Доминика можно назвать оптимистом. К тому же он сентиментален. А вообще-то у него скверный цвет лица. Не мешало бы ему похудеть. Он слишком много ест; что ж, и в конце концов, никакие другие наслаждения ему уже не доступны.
Радостное возбуждение, пришедшее после Мюнхена на смену великому испугу, показало д’Эгрфейлю, что Мало прав. Неудача всеобщей забастовки в конце ноября убедила его, что председатель совета министров окончательно избавился от опеки коммунистов, и банкир стал горячо поддерживать правительство в финансовых кругах. А затем приезд Риббентропа в Париж… Действительно, этот Мало прекрасно осведомлен. Он тесно связан с Жоржем Бонне[46], к которому д’Эгрфейль всегда питал глубокое уважение. Да, с такими радикалами вполне можно отстоять Республику и обойтись без революции.
Все это к началу 1939 года и внушило банкиру доверие к Доминику Мало. И когда мысли о сыне стали нарушать его мирный сон, д’Эгрфейль счел вполне естественным посоветоваться с депутатом.

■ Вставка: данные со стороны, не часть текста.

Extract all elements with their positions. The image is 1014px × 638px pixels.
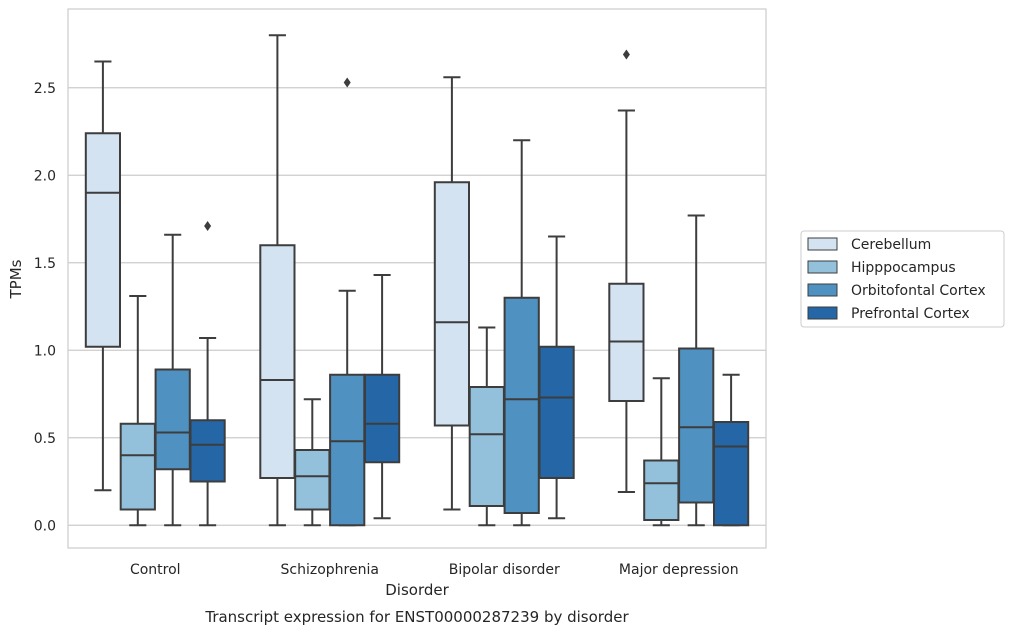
box-cerebellum xyxy=(608,49,645,493)
x-tick-labels: Control Schizophrenia Bipolar disorder Majo… xyxy=(130,562,739,578)
legend-label: Cerebellum xyxy=(851,237,931,253)
outlier-point xyxy=(343,77,351,88)
box-cerebellum xyxy=(433,76,471,511)
box-prefrontal-cortex xyxy=(538,235,575,520)
box-body xyxy=(468,386,505,507)
box-body xyxy=(538,345,575,479)
legend-label: Orbitofontal Cortex xyxy=(851,283,986,299)
box-prefrontal-cortex xyxy=(189,221,226,527)
x-tick-label: Control xyxy=(130,562,181,578)
box-hipppocampus xyxy=(294,398,331,527)
legend-items: Cerebellum Hipppocampus Orbitofontal Corte… xyxy=(807,237,986,322)
box-orbitofontal-cortex xyxy=(154,233,191,527)
y-tick-label: 1.0 xyxy=(34,343,56,359)
box-body xyxy=(259,244,296,479)
box-body xyxy=(712,421,750,527)
plot-frame xyxy=(67,8,767,549)
x-tick-label: Major depression xyxy=(619,562,739,578)
y-tick-labels: 0.0 0.5 1.0 1.5 2.0 2.5 xyxy=(34,81,56,535)
box-hipppocampus xyxy=(119,295,156,527)
outlier-point xyxy=(204,221,212,231)
legend: Cerebellum Hipppocampus Orbitofontal Corte… xyxy=(800,230,1005,328)
y-tick-label: 2.0 xyxy=(34,168,56,184)
box-hipppocampus xyxy=(468,326,505,527)
box-cerebellum xyxy=(84,60,122,492)
box-body xyxy=(363,373,401,464)
box-body xyxy=(503,296,540,514)
box-body xyxy=(294,449,331,511)
y-tick-label: 1.5 xyxy=(34,256,56,272)
box-body xyxy=(154,368,191,471)
legend-swatch xyxy=(807,283,838,297)
x-tick-label: Bipolar disorder xyxy=(449,562,560,578)
legend-swatch xyxy=(807,306,838,320)
box-body xyxy=(84,132,122,348)
box-body xyxy=(329,373,366,527)
box-orbitofontal-cortex xyxy=(678,214,715,527)
y-axis-label: TPMs xyxy=(7,259,25,299)
box-body xyxy=(433,181,471,427)
box-hipppocampus xyxy=(643,377,680,527)
box-body xyxy=(678,347,715,504)
y-tick-label: 0.5 xyxy=(34,431,56,447)
box-cerebellum xyxy=(259,34,296,527)
x-axis-label: Disorder xyxy=(385,581,449,599)
box-layer xyxy=(84,34,750,527)
box-body xyxy=(189,419,226,483)
box-orbitofontal-cortex xyxy=(329,77,366,527)
legend-label: Prefrontal Cortex xyxy=(851,306,970,322)
legend-swatch xyxy=(807,260,838,274)
y-tick-label: 0.0 xyxy=(34,518,56,534)
box-body xyxy=(119,422,156,511)
legend-label: Hipppocampus xyxy=(851,260,956,276)
box-prefrontal-cortex xyxy=(712,373,750,527)
x-tick-label: Schizophrenia xyxy=(281,562,379,578)
box-body xyxy=(643,459,680,521)
chart-caption: Transcript expression for ENST0000028723… xyxy=(204,608,629,626)
box-prefrontal-cortex xyxy=(363,274,401,520)
legend-swatch xyxy=(807,237,838,251)
y-tick-label: 2.5 xyxy=(34,81,56,97)
legend-frame xyxy=(800,230,1005,328)
box-orbitofontal-cortex xyxy=(503,139,540,527)
outlier-point xyxy=(622,49,630,60)
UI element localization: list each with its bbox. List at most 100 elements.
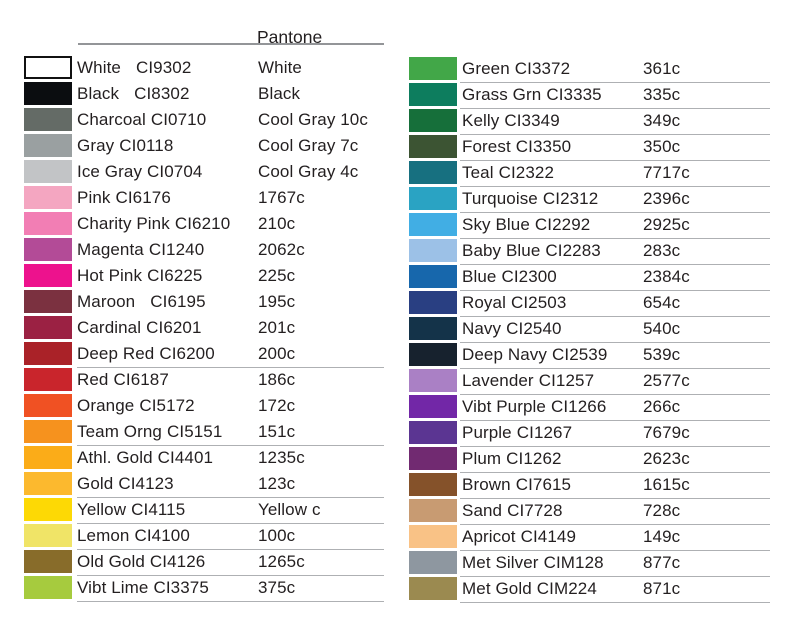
pantone-column-header: Pantone — [257, 27, 323, 47]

Хотя Никола еще не было восемнадцати лет, он записался во «Французскую народную партию» и со всем безрассудством зеленой молодости ввязывался в уличные стычки, а это могло плохо кончиться. После демонстрации 30 ноября он целую неделю ходил с перевязанной головой. В своей комнате в Буленвилье он повесил портрет Дорио[47], и это крайне не понравилось господину д’Эгрфейль. Он вынужден был строго отчитать сына, который позволил себе совершенно неуместные выражения в присутствии матери. Отец коротко рассказал обо всем этом Доминику Мало, и тот посоветовал ему уговорить Никола вступить в «Союз молодежи Франции и колоний», недавно основанный по инициативе сына Даладье. — Знаете, в нашей молодежной организации тоже чувствуется тяга к вождизму… к дисциплине, она не чужда, отнюдь не чужда новым идеям. Никола не почувствует особой разницы. — Но не так-то просто распоряжаться молодыми людьми! Никола и слышать ничего не хотел. Господин д’Эгрфейль был весьма раздосадован: ему, субсидировавшему «Боевые кресты» де ла Рока, казалось неудобным, что его сын спутался с человеком, обвинившим полковника в том, что он получает деньги от охранки. По примеру всех отцов господин д’Эгрфейль воображал, будто сын не слушается его только потому, что попал в дурную компанию; он решил свести Никола с юношами, которые бы оказывали на него благотворное влияние. Доминик Мало, правда, успокаивал его: — Это пройдет… ведь часто случается, что юноши из хороших семей… в дни молодости… Потом все утрясется! — Но посмотрите, что случилось с младшим сыном сенатора Барбентана, братом Эдмона? Ничего не утряслось.